I often watch videos while working out at home, and was recently drawn back to “Secondhand Lions,” one of the few movies that I’ve enjoyed watching multiple times.

The heart of the movie is found in a speech that Hub McCann (Robert Duvall), an aging veteran of many heroic battles in northern Africa, gives to his great nephew, Walter (Haley Joel Osment). It’s a short excerpt from a longer speech that Hub has supposedly given to many young men as he advised them on what every boy needs to know to become a man.

Walter has been lied to his entire life, so he naturally questions what things he can believe, what things are true. In a powerful night time scene, Hub says this (see the clip here):

Sometimes the things that may or may not be true are the things a man needs to believe in the most. That people are basically good. That honor, courage and virtue mean everything; that power and money . . . money and power mean nothing. That good always triumphs over evil.  And I want you to remember this, that love — true love never dies. Remember that boy . . . remember that. Doesn’t matter if it is true or not, a man should believe in those things, because those are the things worth believing in.

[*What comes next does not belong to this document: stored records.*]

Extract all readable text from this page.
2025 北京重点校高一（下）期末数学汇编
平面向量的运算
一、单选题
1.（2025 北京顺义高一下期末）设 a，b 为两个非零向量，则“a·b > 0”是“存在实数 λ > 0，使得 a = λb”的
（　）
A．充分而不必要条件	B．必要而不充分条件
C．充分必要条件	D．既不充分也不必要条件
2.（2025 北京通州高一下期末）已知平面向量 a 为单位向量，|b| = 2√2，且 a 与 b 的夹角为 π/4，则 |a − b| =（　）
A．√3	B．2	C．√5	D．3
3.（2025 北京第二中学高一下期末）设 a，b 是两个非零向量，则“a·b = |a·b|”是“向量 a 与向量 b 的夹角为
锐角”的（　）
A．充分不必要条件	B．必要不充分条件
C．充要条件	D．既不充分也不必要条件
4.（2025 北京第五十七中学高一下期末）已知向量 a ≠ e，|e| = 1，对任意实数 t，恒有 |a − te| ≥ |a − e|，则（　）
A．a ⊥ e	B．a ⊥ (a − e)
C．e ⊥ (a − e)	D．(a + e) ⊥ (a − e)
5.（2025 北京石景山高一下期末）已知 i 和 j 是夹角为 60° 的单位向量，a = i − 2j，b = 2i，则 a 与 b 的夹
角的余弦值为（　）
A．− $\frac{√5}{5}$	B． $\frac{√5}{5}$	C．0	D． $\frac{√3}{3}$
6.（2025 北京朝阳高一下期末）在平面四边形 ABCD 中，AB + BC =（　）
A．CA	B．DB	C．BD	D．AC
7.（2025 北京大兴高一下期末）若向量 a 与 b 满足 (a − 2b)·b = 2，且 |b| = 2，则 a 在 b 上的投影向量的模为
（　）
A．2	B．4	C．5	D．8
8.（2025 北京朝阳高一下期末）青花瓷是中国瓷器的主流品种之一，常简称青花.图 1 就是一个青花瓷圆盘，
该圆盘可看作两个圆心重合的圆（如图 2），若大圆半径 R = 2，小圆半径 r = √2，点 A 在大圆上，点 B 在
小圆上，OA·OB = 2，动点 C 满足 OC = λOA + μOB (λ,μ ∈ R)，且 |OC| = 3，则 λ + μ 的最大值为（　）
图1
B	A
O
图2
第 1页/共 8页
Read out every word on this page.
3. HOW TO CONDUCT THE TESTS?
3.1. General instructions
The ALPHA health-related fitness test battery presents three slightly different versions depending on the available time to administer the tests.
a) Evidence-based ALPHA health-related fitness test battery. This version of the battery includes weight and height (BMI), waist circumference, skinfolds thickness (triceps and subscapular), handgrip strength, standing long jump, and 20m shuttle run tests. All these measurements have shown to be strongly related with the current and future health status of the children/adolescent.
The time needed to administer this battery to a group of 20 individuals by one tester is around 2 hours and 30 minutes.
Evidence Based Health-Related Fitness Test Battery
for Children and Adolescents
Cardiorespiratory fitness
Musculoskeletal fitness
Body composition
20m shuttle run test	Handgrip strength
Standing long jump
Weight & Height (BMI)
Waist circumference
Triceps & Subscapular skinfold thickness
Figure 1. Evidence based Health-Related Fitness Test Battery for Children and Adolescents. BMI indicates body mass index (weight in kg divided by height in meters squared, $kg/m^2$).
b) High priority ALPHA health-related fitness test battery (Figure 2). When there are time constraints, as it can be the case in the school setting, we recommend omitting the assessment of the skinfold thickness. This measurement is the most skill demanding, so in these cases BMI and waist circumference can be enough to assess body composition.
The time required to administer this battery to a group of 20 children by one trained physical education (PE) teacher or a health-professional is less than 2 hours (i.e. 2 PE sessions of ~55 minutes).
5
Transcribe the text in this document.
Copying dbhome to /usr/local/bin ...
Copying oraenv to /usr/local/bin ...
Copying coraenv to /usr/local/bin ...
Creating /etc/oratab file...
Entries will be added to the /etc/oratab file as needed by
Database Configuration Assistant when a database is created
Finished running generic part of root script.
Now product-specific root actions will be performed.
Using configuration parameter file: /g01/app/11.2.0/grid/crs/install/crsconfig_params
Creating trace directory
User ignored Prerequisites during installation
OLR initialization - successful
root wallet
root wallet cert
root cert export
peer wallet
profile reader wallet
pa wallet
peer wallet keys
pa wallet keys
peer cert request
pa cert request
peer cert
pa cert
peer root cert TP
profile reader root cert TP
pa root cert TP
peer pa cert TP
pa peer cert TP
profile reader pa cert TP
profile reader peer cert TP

 I don’t think Hub was downplaying the importance of facts and truth, but the factual truth is that some of the most important things in life, including God, are not subject to empirical proof. Sometimes the evidence may even seem to tip the other way, but even then they’re worth believing because they make us better people who are committed to a better world.

In the movie, Walter responds by saying “That was a good speech.” I think so, too — one worth hearing again and again.